The Eerie Adventures of the Lycanthrope Robinson Crusoe

As I observ’d before, I found pens, ink, and paper, and I husbanded them to the utmost. I shall show, while my ink lasted, I kept things very exact, but after that was gone I could not, for I could not make any ink by any means I could devise.

 

And this put me in mind that I wanted many things, notwithstanding all I had amassed together. Of these, this of ink was one. Also a spade, pick-axe, and shovel, to dig or remove the earth. Needles, pins, and thread. As for linen, I soon learned to want that without much difficulty.

 

This want of tools made every work I did go on heavily. It was near a whole year before I had finished my little pale and surrounded my habitation. The stakes, which were as heavy as I could well lift, were a long time in cutting and preparing in the woods, and more by far in bringing home. I spent sometimes two days in cutting and bringing home one of those posts, and a third day in driving it into the ground. But what need I have been concerned at the tediousness of any thing I had to do, seeing I had time enough to do it in? Nor had I any other employment if that had been over, at least I could foresee, except the ranging the island to seek for food, which I did, more or less, every day.

 

I now began to consider my condition, and the circumstance I was reduced to. I drew up the state of my affairs in writing, not so much to leave them to any that were to come after me as to deliver my thoughts from daily poring upon them and afflicting my mind. As my reason began now to master my despondency, I began to comfort myself as well as I could, and to set the good against the evil, that I might have something to distinguish my case from worse. I stated very impartially, like debtor and creditor, the comforts I enjoyed against the miseries I suffered, thus:

 

EVIL.

 

1) I am cast upon a horrible, desolate island, void of all hope of recovery.

 

2) I am singled out and separated, as it were, from all the world to be miserable.

 

3) I am divided from mankind, a solitaire, one banished from human society.

 

4) I am without any defence, or means to resist any violence.

 

5) I have no soul to speak to, or relieve me.

 

6) I am afflicted with the memories of what the beast has done.

 

GOOD

 

1) But I am alive and not drowned, as all my ship's company were.

 

2) But I am singled out too from all the ship's crew to be spared from death. He that miraculously saved me from death can deliver me from this condition.

 

3) But was I not divided such before by the beast?

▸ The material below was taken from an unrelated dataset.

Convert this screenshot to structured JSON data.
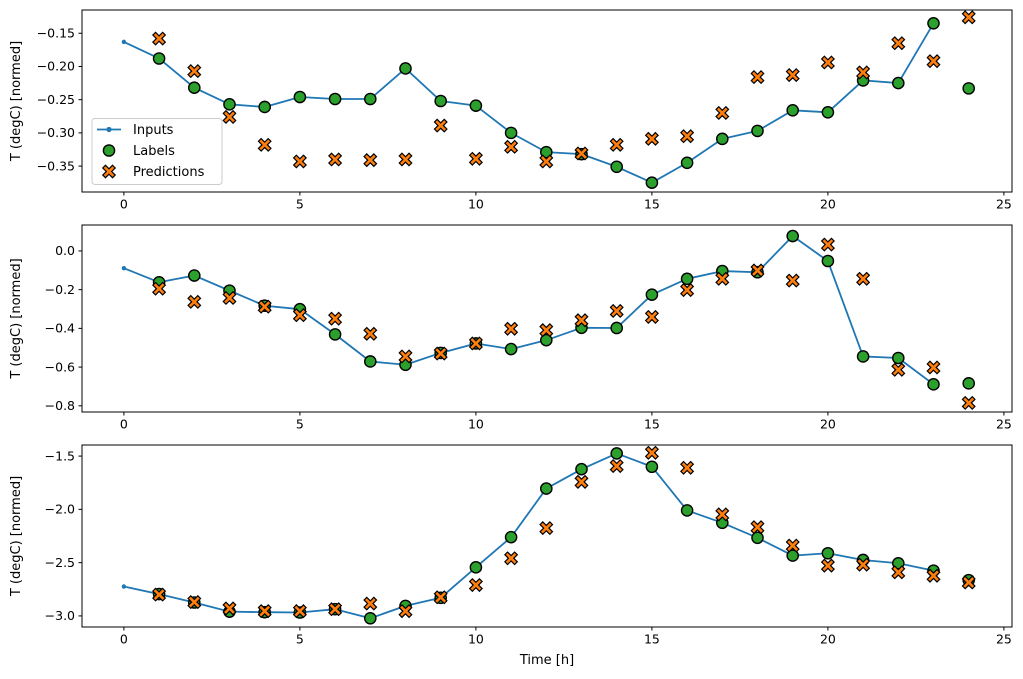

I am not starved and perishing in a barren place, affording no sustenance.

 

4) But I am cast on an island where the beast can inflict violence on no others.

 

5) But I have got out so many necessary things from the wreck as will either supply my wants, or enable me to supply myself, even as long as I live.

 

6) But I have been given time to reflect and repent, in a place where the beast can hurt no other.

 

Upon the whole, here was an undoubted testimony that there was scarce any condition in the world so miserable but there was something positive to be thankful for in it.

 

Having now brought my mind a little to relish my condition, and given over looking out to sea to see if I could spy a ship, I began to apply myself to accommodate my way of living, and to make things as easy to me as I could.

 

I have already describ’d my habitation, which was a tent under the side of a rock, surrounded with a strong pale of posts and cables. I might now rather call it a wall, for I raised a kind of wall against it of turfs, about two feet thick on the outside. After some time (I think it was a year and a half) I raised rafters from it, leaning to the rock, and thatched or covered it with boughs of trees and such things as I could get to keep out the rain, which I found at some times of the year very violent.

 

I have already observ’d how I brought all my goods into this pale, and into the cave which I had made behind me. But I must observe, too, at first this was a confused heap of goods which, as they lay in no order, so they took up all my place. I had no room to turn myself. So I set myself to enlarge my cave and work farther into the earth. It was a loose, sandy rock which yielded to the labour I bestowed on it. I worked sideways, to the right hand, into the rock, and then turning to the right again worked quite out, and made me a door to the outside of my fortification.

 

This gave me not only egress and regress, as it were, a back-way to my tent and to my storehouse, but gave me room to stow my goods.

 

And now I began to apply myself to make such necessary things as I found I most wanted, particularly a chair and a table. Without these I was not able to enjoy the few comforts I had in the world. I could not write, or eat, or do several things with so much pleasure without a table, so I went to work.